À chacun sa technique

Dès lors, un paquet de biscuits pesant plusieurs centaines de grammes peut facilement en perdre une trentaine sans que cela ne saute aux yeux, tout comme un sachet de céréales moins rempli ou des desserts individuels délestés de 10 g en remplaçant le fond plat du pot par un fond concave.

Lionel Maugain met également en garde contre le changement de recette du produit : « Dans ce cas, le fabricant va par exemple utiliser des ingrédients moins nobles et donc moins chers. » La transformation du packaging peut elle aussi parfois relever de l’inflation masquée, en laissant penser que cette innovation justifie une augmentation du prix, alors que cette dernière est en réalité plus importante que le surcoût du nouvel emballage. De même, 60 Millions de consommateurs a dernièrement dénoncé des promotions s’accompagnant d’un changement de format des produits, « ce qui perturbe les repères des acheteurs », suivies par une hausse de prix de 10 % en moyenne par rapport au tarif relevé avant l’opération.

Avoir l’œil et le bon

Alors que l’inflation a atteint 1,6 % en 2021 et promet d’être encore plus forte en 2022, les spécialistes s’attendent à voir ces techniques marketing se multiplier dans les mois à venir. Or, ces modifications sont d’autant plus discrètes que les formats des produits de grande consommation sont libres depuis une directive européenne de 2007, entrée en vigueur en 2009. Outre les tablettes de beurre classique en 125 ou 250 g, on voit ainsi fleurir des versions en 225 g. Même chose pour la boisson d’1 litre qui cohabite aujourd’hui avec des bouteilles de 1,25 l, 1,75 l et 2 l, sans compter les formats mini. Difficile par conséquent de faire un comparatif éclairé.

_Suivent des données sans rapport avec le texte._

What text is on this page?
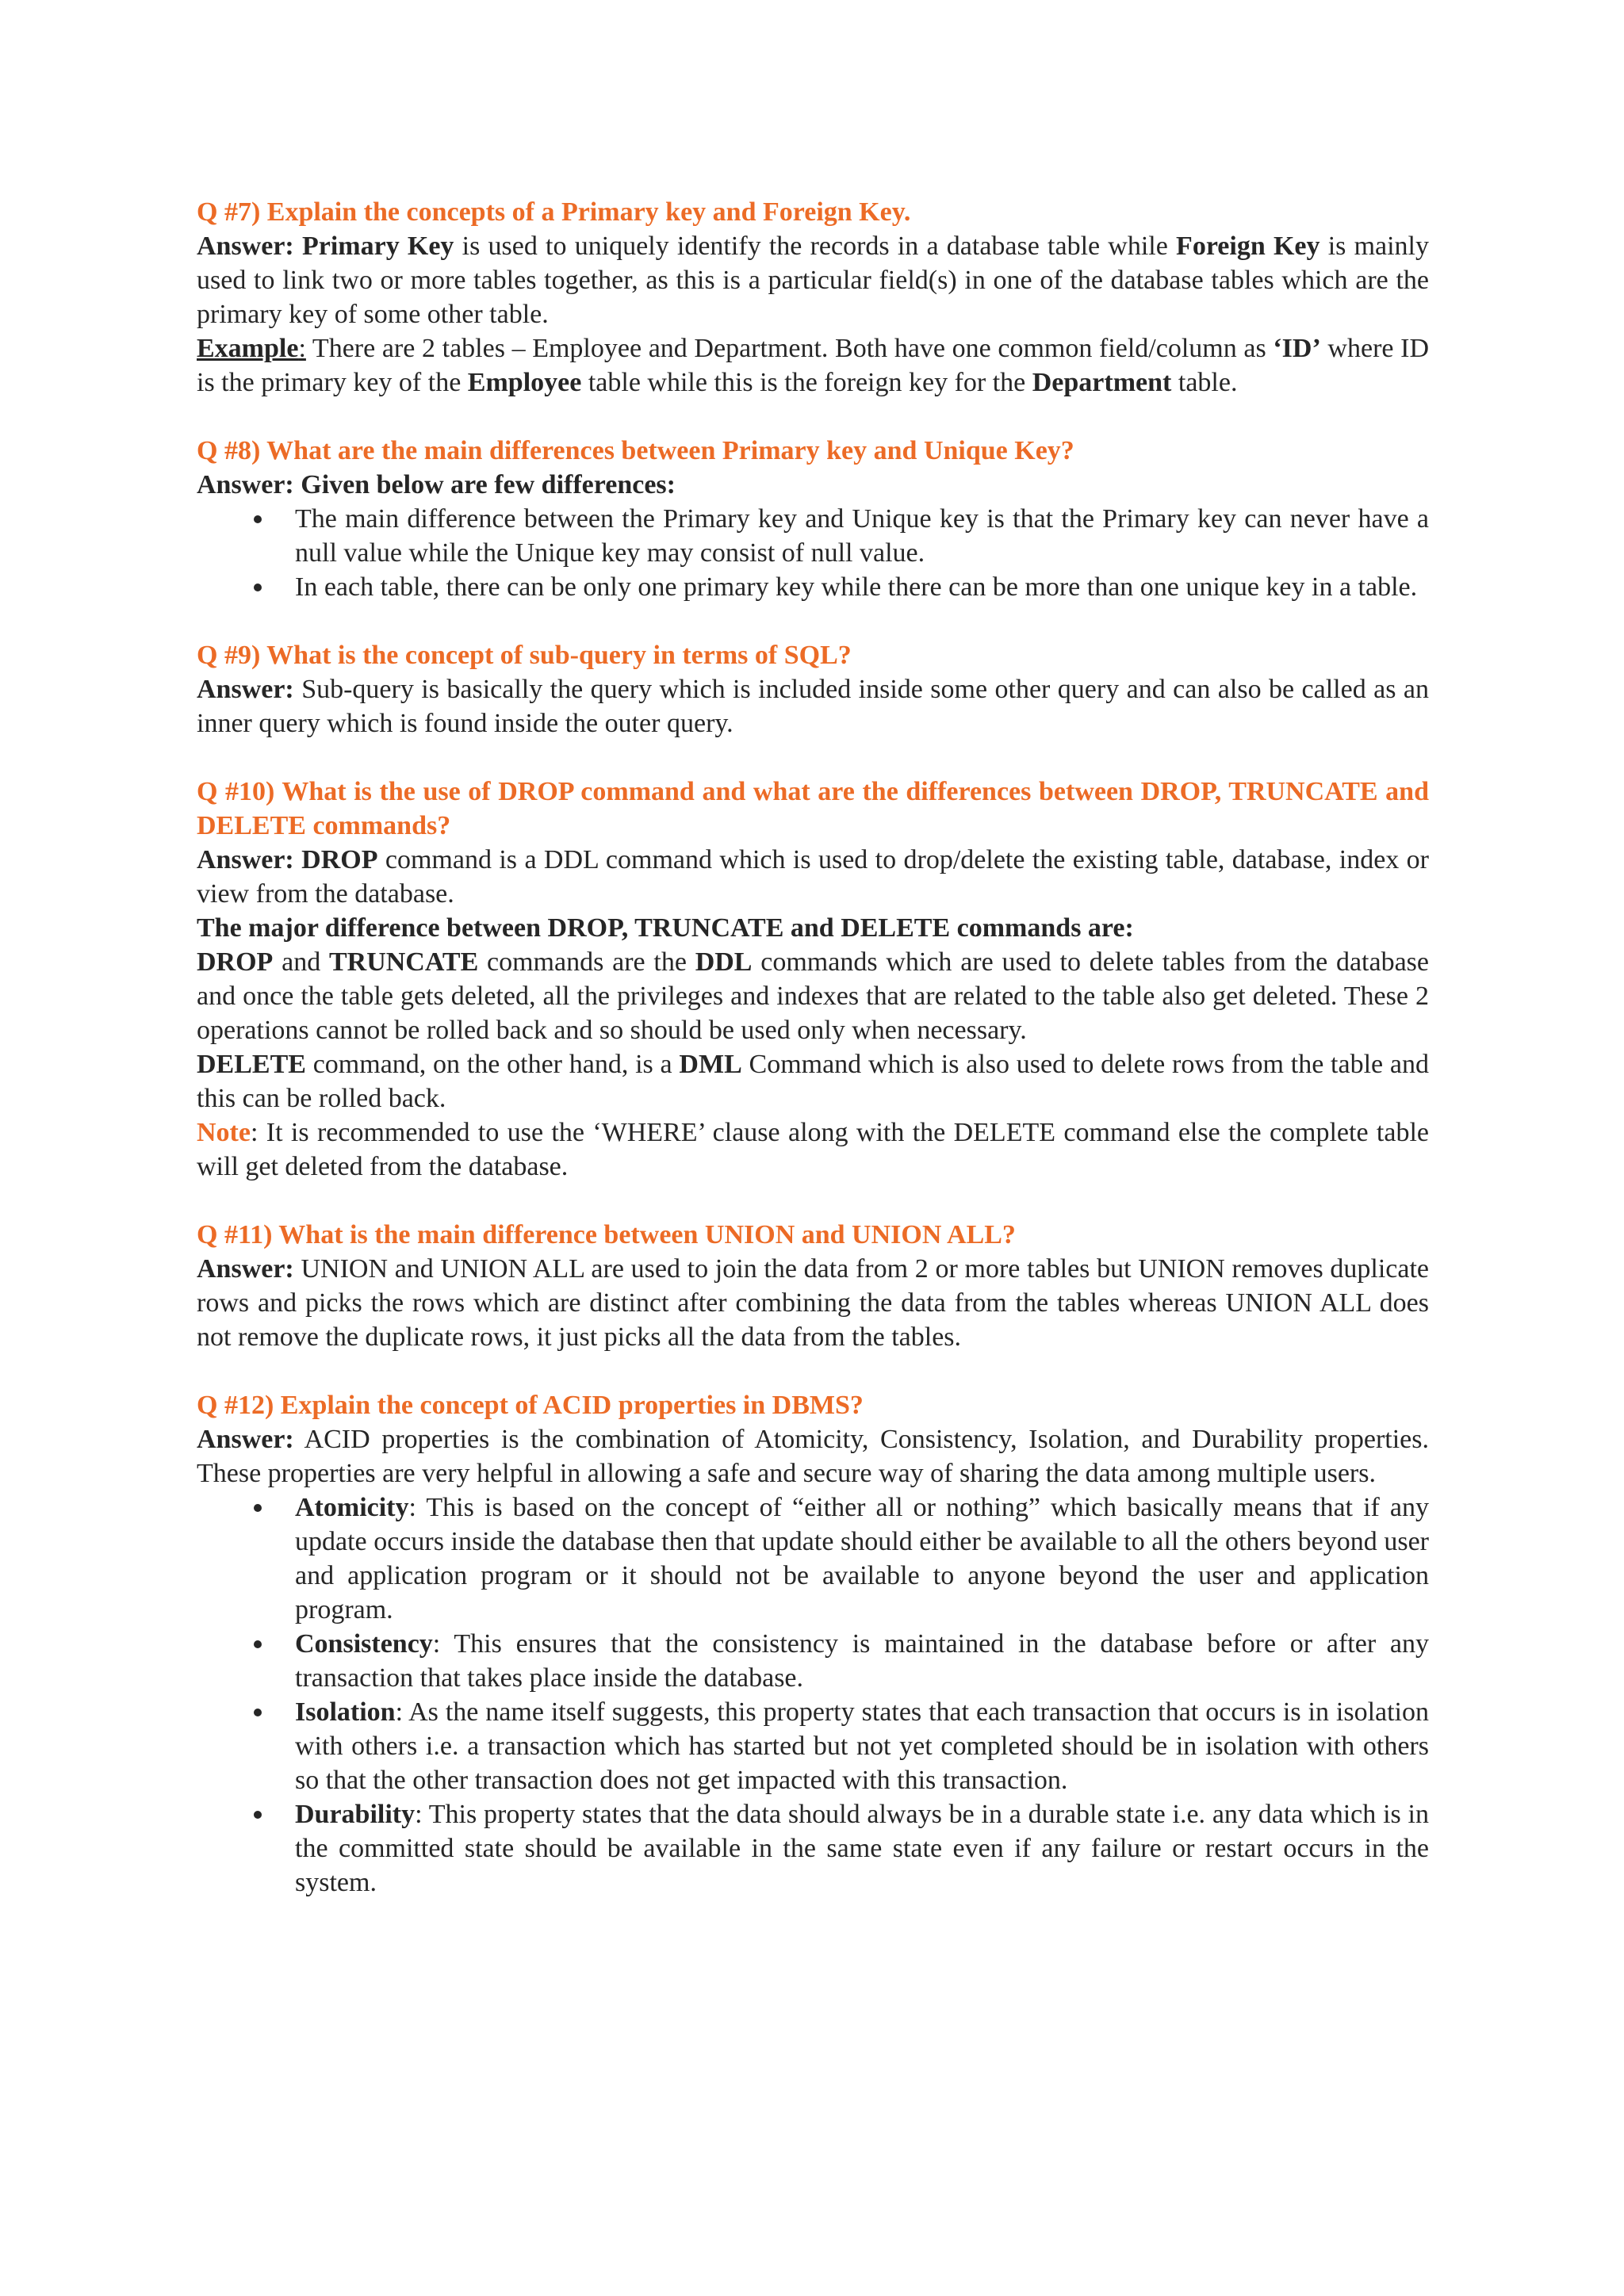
Q #7) Explain the concepts of a Primary key and Foreign Key.

Answer: Primary Key is used to uniquely identify the records in a database table while Foreign Key is mainly used to link two or more tables together, as this is a particular field(s) in one of the database tables which are the primary key of some other table.

Example: There are 2 tables – Employee and Department. Both have one common field/column as ‘ID’ where ID is the primary key of the Employee table while this is the foreign key for the Department table.

Q #8) What are the main differences between Primary key and Unique Key?

Answer: Given below are few differences:

The main difference between the Primary key and Unique key is that the Primary key can never have a null value while the Unique key may consist of null value.
In each table, there can be only one primary key while there can be more than one unique key in a table.
Q #9) What is the concept of sub-query in terms of SQL?

Answer: Sub-query is basically the query which is included inside some other query and can also be called as an inner query which is found inside the outer query.

Q #10) What is the use of DROP command and what are the differences between DROP, TRUNCATE and DELETE commands?

Answer: DROP command is a DDL command which is used to drop/delete the existing table, database, index or view from the database.

The major difference between DROP, TRUNCATE and DELETE commands are:

DROP and TRUNCATE commands are the DDL commands which are used to delete tables from the database and once the table gets deleted, all the privileges and indexes that are related to the table also get deleted. These 2 operations cannot be rolled back and so should be used only when necessary.

DELETE command, on the other hand, is a DML Command which is also used to delete rows from the table and this can be rolled back.

Note: It is recommended to use the ‘WHERE’ clause along with the DELETE command else the complete table will get deleted from the database.

Q #11) What is the main difference between UNION and UNION ALL?

Answer: UNION and UNION ALL are used to join the data from 2 or more tables but UNION removes duplicate rows and picks the rows which are distinct after combining the data from the tables whereas UNION ALL does not remove the duplicate rows, it just picks all the data from the tables.

Q #12) Explain the concept of ACID properties in DBMS?

Answer: ACID properties is the combination of Atomicity, Consistency, Isolation, and Durability properties. These properties are very helpful in allowing a safe and secure way of sharing the data among multiple users.

Atomicity: This is based on the concept of “either all or nothing” which basically means that if any update occurs inside the database then that update should either be available to all the others beyond user and application program or it should not be available to anyone beyond the user and application program.
Consistency: This ensures that the consistency is maintained in the database before or after any transaction that takes place inside the database.
Isolation: As the name itself suggests, this property states that each transaction that occurs is in isolation with others i.e. a transaction which has started but not yet completed should be in isolation with others so that the other transaction does not get impacted with this transaction.
Durability: This property states that the data should always be in a durable state i.e. any data which is in the committed state should be available in the same state even if any failure or restart occurs in the system.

Pour ne pas s’y laisser prendre, une seule solution : « Il faut toujours se fier au prix du produit au kilo ou au litre et faire attention aux modifications de packaging », conseille le journaliste Lionel Maugain. Sachez aussi que les articles des distributeurs sont en général moins sujets à cette inflation masquée, là où les marques « premium » tentent davantage de contenir le prix sur l’étiquette.

Au niveau du droit

Si ces techniques nous paraissent plus que discutables moralement, elles sont légales. En effet, tant que les mentions obligatoires sur le prix et les quantités sont respectées, les fabricants peuvent bien faire ce qu’ils veulent. Ainsi, le nouveau grammage amoindri est précisé sur un côté du paquet, tandis que le prix inchangé à la pièce est accompagné de celui au kilo ou au litre. C’est donc plutôt l’omission de la modification qui serait de nature à induire les acheteurs en erreur. Sauf que « le défaut de communication sur le changement de format n’est pas sanctionné comme une pratique déloyale puisque non seulement l’information est correcte, mais de plus on ne peut pas prouver que si le consommateur avait été mieux averti, il n’aurait pas réalisé cet achat », conclut Me Prunet.